Start a Social Media Content Stash and Stop Scrambling

September 2015

Rather than dropping everything several times a day to update your Twitter feed, blog or Facebook page, you would be better served by blocking out a set amount of time each week (perhaps an hour or two) to build a stockpile of social media content, which can be scheduled to post at the most effective times throughout the week.

And while you may agree with this in theory, the actual practice of creating social media content in advance can take some getting used to.

As you build this cache of links, images and announcements, it can be stored in Evernote or as a Google doc so you can access your stash from your phone or other mobile device.

Beating Writer’s Block

Don’t let a lack of inspiration hold you back from regular content posting.

One way to simplify the creation of social media content is to write a number of posts on similar topics, or with a similar tone, all at once.

While responding to the day’s news or developments in the industry is always a useful tactic, there are plenty of other ways to stay relevant that can be planned  weeks in advance. This can mean looking at the calendar to see what holidays, events or seasons are coming up, and how your services, products or expertise might be of value during these specific times of year. National appreciation days, sporting events and pop cultural discussions about TV and movies offer plenty of opportunities to anticipate tying your content to the present moment.

When creating a content stash, keep relevance top of mind.
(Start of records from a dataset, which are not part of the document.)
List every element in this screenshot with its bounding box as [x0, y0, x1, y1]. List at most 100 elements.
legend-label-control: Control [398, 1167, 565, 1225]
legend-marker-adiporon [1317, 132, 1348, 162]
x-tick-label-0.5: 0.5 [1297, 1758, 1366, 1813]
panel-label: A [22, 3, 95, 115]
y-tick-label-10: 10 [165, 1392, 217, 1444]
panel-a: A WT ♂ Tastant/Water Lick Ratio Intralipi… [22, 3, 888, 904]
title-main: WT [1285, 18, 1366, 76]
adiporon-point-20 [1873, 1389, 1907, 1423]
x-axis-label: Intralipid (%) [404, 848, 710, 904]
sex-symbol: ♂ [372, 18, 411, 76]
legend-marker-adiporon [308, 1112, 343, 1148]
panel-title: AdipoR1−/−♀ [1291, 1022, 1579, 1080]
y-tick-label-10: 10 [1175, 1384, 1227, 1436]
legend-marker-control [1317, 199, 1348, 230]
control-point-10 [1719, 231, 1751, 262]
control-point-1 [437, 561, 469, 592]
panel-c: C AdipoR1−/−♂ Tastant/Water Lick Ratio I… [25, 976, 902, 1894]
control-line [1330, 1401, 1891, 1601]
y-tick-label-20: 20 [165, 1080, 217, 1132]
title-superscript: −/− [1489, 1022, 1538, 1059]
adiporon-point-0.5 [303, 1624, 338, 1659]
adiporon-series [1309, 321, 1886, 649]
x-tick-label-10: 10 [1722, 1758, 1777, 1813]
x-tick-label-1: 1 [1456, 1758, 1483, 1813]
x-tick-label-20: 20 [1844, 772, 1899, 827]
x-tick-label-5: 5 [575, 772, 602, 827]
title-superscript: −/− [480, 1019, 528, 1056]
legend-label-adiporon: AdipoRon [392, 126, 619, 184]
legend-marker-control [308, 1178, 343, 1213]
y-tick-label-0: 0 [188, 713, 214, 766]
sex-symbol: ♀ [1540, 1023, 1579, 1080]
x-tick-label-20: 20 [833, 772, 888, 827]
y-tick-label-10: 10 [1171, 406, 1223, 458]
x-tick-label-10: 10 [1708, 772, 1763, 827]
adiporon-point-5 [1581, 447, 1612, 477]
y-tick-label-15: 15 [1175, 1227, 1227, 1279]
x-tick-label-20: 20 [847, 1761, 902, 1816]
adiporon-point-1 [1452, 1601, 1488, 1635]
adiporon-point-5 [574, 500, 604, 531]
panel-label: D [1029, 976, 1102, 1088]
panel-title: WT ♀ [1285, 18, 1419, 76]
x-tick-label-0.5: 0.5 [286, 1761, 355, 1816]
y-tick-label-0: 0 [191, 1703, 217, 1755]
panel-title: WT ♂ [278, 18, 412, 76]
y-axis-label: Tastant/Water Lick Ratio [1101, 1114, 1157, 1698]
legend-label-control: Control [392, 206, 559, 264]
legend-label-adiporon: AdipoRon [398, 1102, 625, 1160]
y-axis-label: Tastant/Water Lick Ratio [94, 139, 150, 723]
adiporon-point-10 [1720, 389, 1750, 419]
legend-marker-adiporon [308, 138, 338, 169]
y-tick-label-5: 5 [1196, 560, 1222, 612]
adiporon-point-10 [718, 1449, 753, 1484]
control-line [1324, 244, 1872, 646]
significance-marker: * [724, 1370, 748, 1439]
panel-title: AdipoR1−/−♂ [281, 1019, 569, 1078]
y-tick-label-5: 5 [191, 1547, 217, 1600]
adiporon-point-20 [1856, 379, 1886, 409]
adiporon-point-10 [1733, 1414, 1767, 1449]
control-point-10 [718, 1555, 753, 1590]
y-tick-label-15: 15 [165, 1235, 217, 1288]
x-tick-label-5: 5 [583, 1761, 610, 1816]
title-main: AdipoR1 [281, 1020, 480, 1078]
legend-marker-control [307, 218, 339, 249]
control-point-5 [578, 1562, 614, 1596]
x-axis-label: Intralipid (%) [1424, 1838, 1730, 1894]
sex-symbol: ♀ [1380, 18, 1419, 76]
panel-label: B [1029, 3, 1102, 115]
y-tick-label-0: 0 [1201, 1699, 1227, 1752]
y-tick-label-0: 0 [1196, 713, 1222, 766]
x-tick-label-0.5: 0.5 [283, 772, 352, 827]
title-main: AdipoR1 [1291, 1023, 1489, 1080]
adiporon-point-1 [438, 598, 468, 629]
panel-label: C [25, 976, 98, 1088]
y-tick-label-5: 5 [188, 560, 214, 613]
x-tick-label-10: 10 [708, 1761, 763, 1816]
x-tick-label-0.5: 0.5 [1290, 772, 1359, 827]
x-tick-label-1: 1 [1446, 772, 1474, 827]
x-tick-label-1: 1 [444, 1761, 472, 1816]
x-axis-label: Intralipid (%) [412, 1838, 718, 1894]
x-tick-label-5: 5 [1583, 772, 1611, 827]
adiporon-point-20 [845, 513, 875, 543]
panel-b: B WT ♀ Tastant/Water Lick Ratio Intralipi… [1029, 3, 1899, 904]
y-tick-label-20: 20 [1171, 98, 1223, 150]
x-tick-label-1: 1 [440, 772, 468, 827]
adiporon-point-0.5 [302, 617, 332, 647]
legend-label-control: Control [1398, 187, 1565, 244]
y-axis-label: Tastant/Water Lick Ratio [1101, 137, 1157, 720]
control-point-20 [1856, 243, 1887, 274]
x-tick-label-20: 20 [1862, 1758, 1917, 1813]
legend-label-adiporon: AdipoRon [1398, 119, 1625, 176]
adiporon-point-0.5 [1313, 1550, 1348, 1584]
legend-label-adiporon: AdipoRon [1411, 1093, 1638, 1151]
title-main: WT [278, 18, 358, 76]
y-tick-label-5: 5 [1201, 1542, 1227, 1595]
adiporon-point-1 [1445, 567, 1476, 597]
For example, if you own an automotive repair business, craft a variety of social media posts that use holiday travel and upcoming weather events as the basis for pertinent pieces: suggestions about checking tire pressure for rainy conditions, ways to ensure windshield wiper efficiency prior to driving in the rain, and so on.

Accumulating this stock of content doesn’t require you to write it all yourself. While your own tips and best practices are valuable to share, you should also be sure to integrate content from other sources. Industry blogs and the websites of thought leaders in your interest areas offer a wealth of material (which you can often repost on your own blog or social media pages, with permission). Consumer-focused sites like Reddit or Buzzfeed can offer entertaining twists on the topics of the day. If you can find a way to connect it back to your business, even better.
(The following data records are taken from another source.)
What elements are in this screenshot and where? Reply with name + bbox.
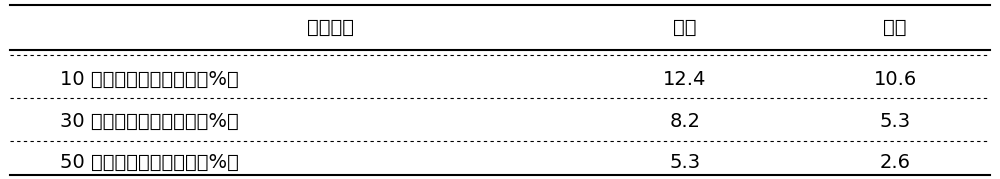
Text: 30 天油浓度（质量百分比%）: 30 天油浓度（质量百分比%） [60, 112, 239, 131]
Text: 测定指标: 测定指标 [306, 18, 354, 37]
Text: 10 天油浓度（质量百分比%）: 10 天油浓度（质量百分比%） [60, 70, 239, 89]
Text: 10.6: 10.6 [873, 70, 917, 89]
Text: 5.3: 5.3 [669, 153, 701, 172]
Text: 5.3: 5.3 [879, 112, 911, 131]
Text: 50 天油浓度（质量百分比%）: 50 天油浓度（质量百分比%） [60, 153, 239, 172]
Text: 2.6: 2.6 [880, 153, 910, 172]
Text: 12.4: 12.4 [663, 70, 707, 89]
Text: 8.2: 8.2 [670, 112, 700, 131]
Text: 菌剂: 菌剂 [883, 18, 907, 37]
Text: 对照: 对照 [673, 18, 697, 37]
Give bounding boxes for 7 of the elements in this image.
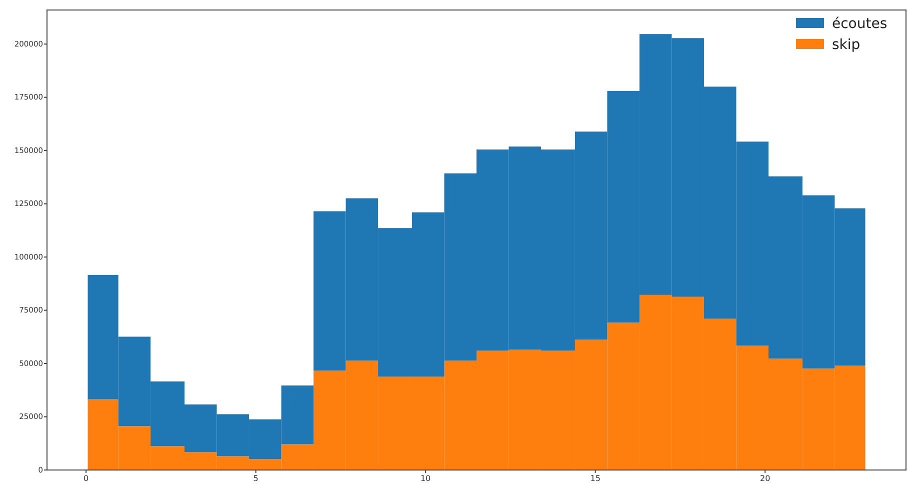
x-tick-label: 5: [253, 474, 258, 483]
legend-label: skip: [832, 36, 860, 53]
legend-label: écoutes: [832, 16, 888, 32]
x-tick-label: 0: [84, 474, 89, 483]
x-tick-label: 10: [420, 474, 431, 483]
x-tick-label: 20: [760, 474, 770, 483]
x-tick-label: 15: [590, 474, 600, 483]
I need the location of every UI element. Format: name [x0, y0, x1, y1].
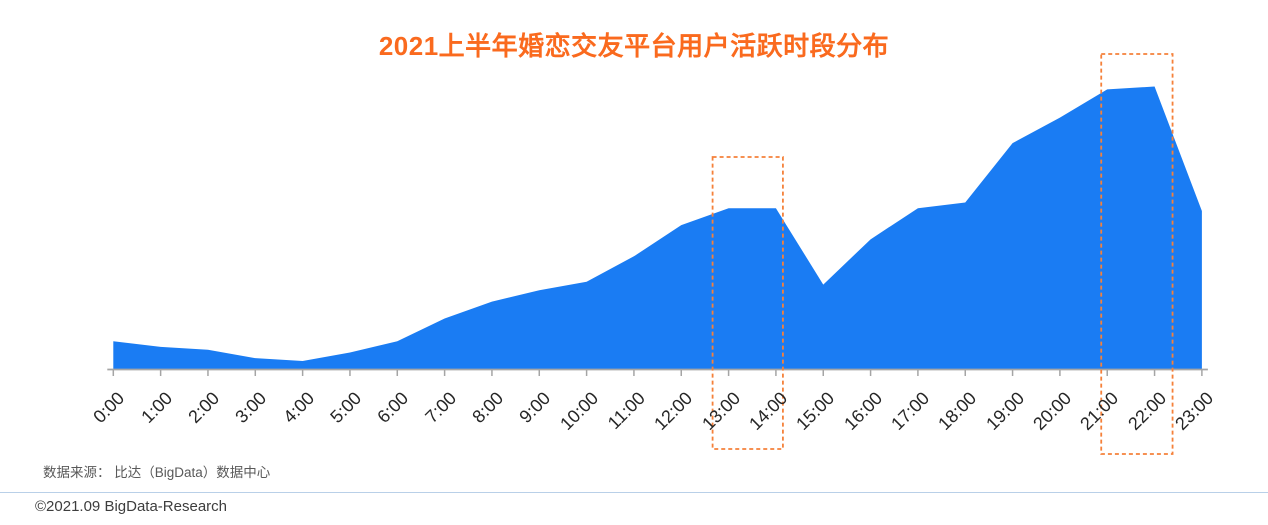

Use Google Alerts with keywords or topics related to your industry to help generate ideas for posts. Feedly allows you to curate different streams of top content on the Internet in a variety of categories. It provides you with easy material to share, repost or use as a jumping-off point for a lengthier blog post or story. Consider using a tool like Buzzsumo to find out what types of posts perform well in your industry or subject area, and tailor posts to appeal to that style.

Organizing Your Content

Content can be organized for posting ahead of time using a service like CoSchedule or HootSuite, which allows you to input the material you have created or gathered and schedule it for posting throughout the week or month, saving you from having to log on to multiple social media accounts throughout the day.

Buffer and Edgar make it easy to repost and repurpose existing content, and to set up scheduled retweets, allowing you to get the most mileage from the material you’ve already created.

Once you plan to devote time to writing and compiling content, it will result in far more—and higher-quality—material than if you tried to squeeze in posting throughout the day.